Manus is a general-purpose autonomous AI agent that plans and completes complex, multi-step tasks on its own — researching a topic, building a website, planning a trip, working with files and spreadsheets — by operating a virtual computer and browser, aimed at individuals, researchers and small teams who want to hand off an entire task rather than prompt a chatbot step by step.
Who it's for
Manus is built for people who have a well-defined but time-consuming task — deep research, competitive analysis, drafting a working prototype, organizing and processing files — and would rather describe the outcome than manage every step themselves. It gained early attention for handling tasks that require genuinely using a computer, not just generating text, which makes it appealing to consultants, researchers, students and small-business owners. It's less suited to teams needing enterprise governance tooling or fine-grained, developer-level control over each step, since it's designed to work autonomously toward a goal rather than as a programmable framework.
How it works
You give Manus a goal in natural language, and it plans a sequence of actions and then executes them fully autonomously in a virtual computing environment — browsing websites, filling in forms, running code, editing documents and spreadsheets — largely without needing approval at each step.
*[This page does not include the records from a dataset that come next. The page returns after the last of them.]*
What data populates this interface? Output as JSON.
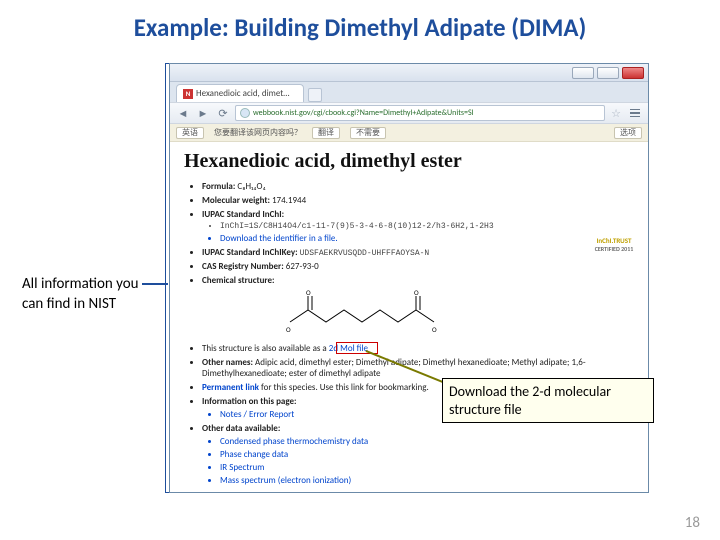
{
  "title": "Example: Building Dimethyl Adipate (DIMA)",
  "left_annotation": "All information you can find in NIST",
  "browser": {
    "tab_title": "Hexanedioic acid, dimet…",
    "url": "webbook.nist.gov/cgi/cbook.cgi?Name=Dimethyl+Adipate&Units=SI",
    "translate_prompt": "您要翻译该网页内容吗？",
    "translate_action": "翻译",
    "translate_decline": "不需要",
    "translate_options": "选项"
  },
  "page": {
    "heading": "Hexanedioic acid, dimethyl ester",
    "formula_label": "Formula:",
    "formula_value": "C₈H₁₄O₄",
    "mw_label": "Molecular weight:",
    "mw_value": "174.1944",
    "inchi_label": "IUPAC Standard InChI:",
    "inchi_string": "InChI=1S/C8H14O4/c1-11-7(9)5-3-4-6-8(10)12-2/h3-6H2,1-2H3",
    "inchi_download": "Download the identifier in a file.",
    "inchikey_label": "IUPAC Standard InChIKey:",
    "inchikey_value": "UDSFAEKRVUSQDD-UHFFFAOYSA-N",
    "cas_label": "CAS Registry Number:",
    "cas_value": "627-93-0",
    "chemstruct_label": "Chemical structure:",
    "struct_avail": "This structure is also available as a",
    "molfile_link": "2d Mol file",
    "other_names_label": "Other names:",
    "other_names_value": "Adipic acid, dimethyl ester; Dimethyl adipate; Dimethyl hexanedioate; Methyl adipate; 1,6-Dimethylhexanedioate; ester of dimethyl adipate",
    "permalink_label": "Permanent link",
    "permalink_rest": " for this species. Use this link for bookmarking.",
    "info_label": "Information on this page:",
    "info_notes": "Notes / Error Report",
    "other_data_label": "Other data available:",
    "other_items": [
      "Condensed phase thermochemistry data",
      "Phase change data",
      "IR Spectrum",
      "Mass spectrum (electron ionization)"
    ],
    "badge_top": "InChI.TRUST",
    "badge_bot": "CERTIFIED 2011"
  },
  "callout": "Download the 2-d molecular structure file",
  "page_number": "18"
}
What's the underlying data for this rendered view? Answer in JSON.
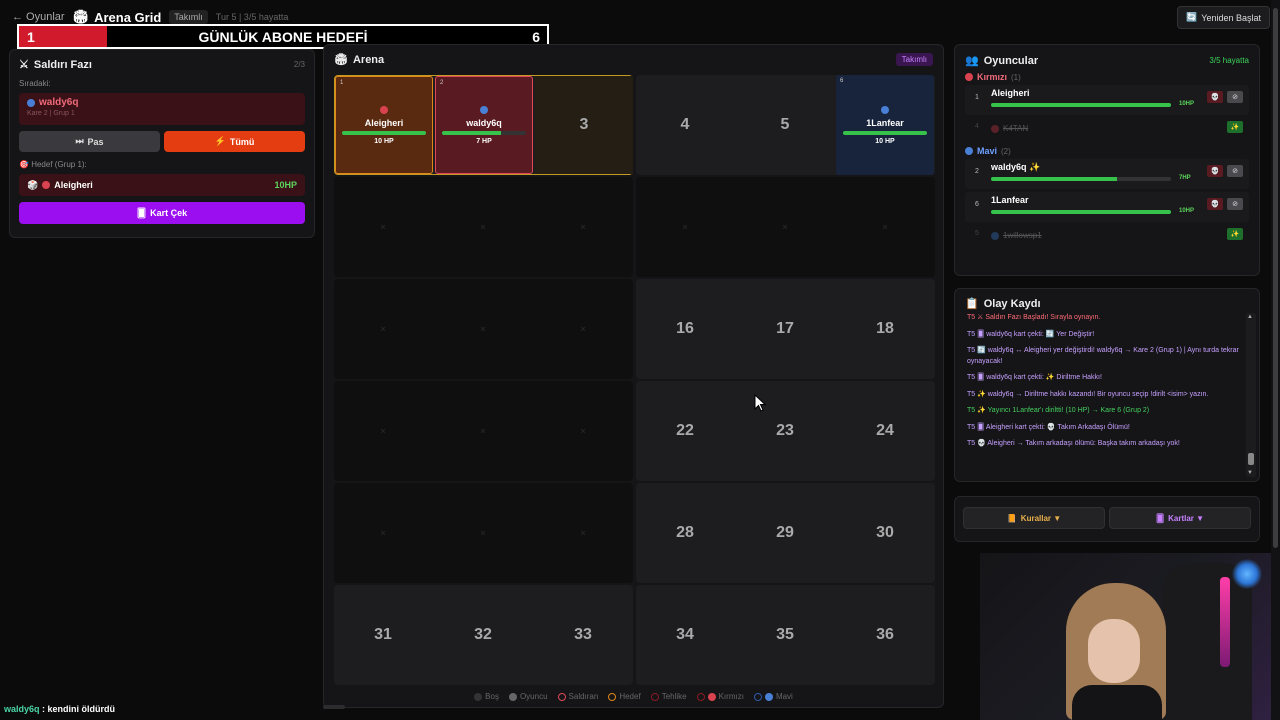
{
  "topbar": {
    "back": "← Oyunlar",
    "title": "Arena Grid",
    "mode": "Takımlı",
    "turn": "Tur 5 | 3/5 hayatta",
    "restart": "Yeniden Başlat"
  },
  "subgoal": {
    "current": "1",
    "label": "GÜNLÜK ABONE HEDEFİ",
    "target": "6",
    "progress_fraction": 0.167
  },
  "phase": {
    "title": "Saldırı Fazı",
    "count": "2/3",
    "next_label": "Sıradaki:",
    "current_name": "waldy6q",
    "current_sub": "Kare 2 | Grup 1",
    "pass": "Pas",
    "all": "Tümü",
    "target_label": "Hedef (Grup 1):",
    "target_name": "Aleigheri",
    "target_hp": "10HP",
    "draw": "Kart Çek"
  },
  "arena": {
    "title": "Arena",
    "tag": "Takımlı",
    "cells": {
      "c1": {
        "idx": "1",
        "name": "Aleigheri",
        "hp": "10 HP",
        "hp_fraction": 1.0
      },
      "c2": {
        "idx": "2",
        "name": "waldy6q",
        "hp": "7 HP",
        "hp_fraction": 0.7
      },
      "c3": "3",
      "c4": "4",
      "c5": "5",
      "c6": {
        "idx": "6",
        "name": "1Lanfear",
        "hp": "10 HP",
        "hp_fraction": 1.0
      },
      "c16": "16",
      "c17": "17",
      "c18": "18",
      "c22": "22",
      "c23": "23",
      "c24": "24",
      "c28": "28",
      "c29": "29",
      "c30": "30",
      "c31": "31",
      "c32": "32",
      "c33": "33",
      "c34": "34",
      "c35": "35",
      "c36": "36",
      "blocked": "×"
    },
    "legend": {
      "bos": "Boş",
      "oyuncu": "Oyuncu",
      "saldiran": "Saldıran",
      "hedef": "Hedef",
      "tehlike": "Tehlike",
      "kirmizi": "Kırmızı",
      "mavi": "Mavi"
    }
  },
  "players": {
    "title": "Oyuncular",
    "alive": "3/5 hayatta",
    "red_team": "Kırmızı",
    "red_count": "(1)",
    "blue_team": "Mavi",
    "blue_count": "(2)",
    "p1": {
      "no": "1",
      "name": "Aleigheri",
      "hp": "10HP",
      "hp_fraction": 1.0
    },
    "p_dead1": {
      "no": "4",
      "name": "K4TAN"
    },
    "p2": {
      "no": "2",
      "name": "waldy6q",
      "hp": "7HP",
      "hp_fraction": 0.7
    },
    "p6": {
      "no": "6",
      "name": "1Lanfear",
      "hp": "10HP",
      "hp_fraction": 1.0
    },
    "p_dead2": {
      "no": "5",
      "name": "1willowsp1"
    }
  },
  "log": {
    "title": "Olay Kaydı",
    "lines": [
      "T5 ⚔ Saldırı Fazı Başladı! Sırayla oynayın.",
      "T5 🂠 waldy6q kart çekti: 🔄 Yer Değiştir!",
      "T5 🔄 waldy6q ↔ Aleigheri yer değiştirdi! waldy6q → Kare 2 (Grup 1) | Aynı turda tekrar oynayacak!",
      "T5 🂠 waldy6q kart çekti: ✨ Diriltme Hakkı!",
      "T5 ✨ waldy6q → Diriltme hakkı kazandı! Bir oyuncu seçip !dirilt <isim> yazın.",
      "T5 ✨ Yayıncı 1Lanfear'ı diriltti! (10 HP) → Kare 6 (Grup 2)",
      "T5 🂠 Aleigheri kart çekti: 💀 Takım Arkadaşı Ölümü!",
      "T5 💀 Aleigheri → Takım arkadaşı ölümü: Başka takım arkadaşı yok!"
    ]
  },
  "buttons": {
    "rules": "Kurallar ▼",
    "cards": "Kartlar ▼"
  },
  "killfeed": {
    "who": "waldy6q",
    "text": " : kendini öldürdü"
  },
  "colors": {
    "red": "#d9434f",
    "blue": "#4a7fd6",
    "accent_purple": "#9b0ef0",
    "gold": "#c59a22"
  }
}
Because it operates a browser and computer interface directly rather than only calling APIs, it can complete tasks that involve using tools and websites the way a person would, and it reports back with a finished artifact (a document, website, spreadsheet or report) rather than a running commentary you have to steer.
Pricing
Manus has a free tier to try the product, with paid plans starting at roughly $20 per month on a credit-based system where more complex or longer-running tasks consume more credits. Because credit usage depends heavily on task complexity and how much browsing or computation a job requires, check Manus's current pricing page to estimate cost for your typical workload before relying on it heavily.
Strengths and trade-offs
Manus's main strength is genuine end-to-end autonomy on tasks that require operating a computer, not just producing text — it can complete real, verifiable work like a working webpage or a filled-out spreadsheet with comparatively little hand-holding. The trade-off is the flip side of that autonomy: because it acts fully on its own, you get less step-by-step control and visibility than a framework or human-in-the-loop tool would give you, and there's no published enterprise documentation on SOC 2, dedicated EU hosting, or a formal API, so it's best evaluated for individual and small-team use rather than regulated enterprise deployment until those details are confirmed. For anyone who wants an agent that finishes a real task rather than assists with one, Manus is one of the more capable options available.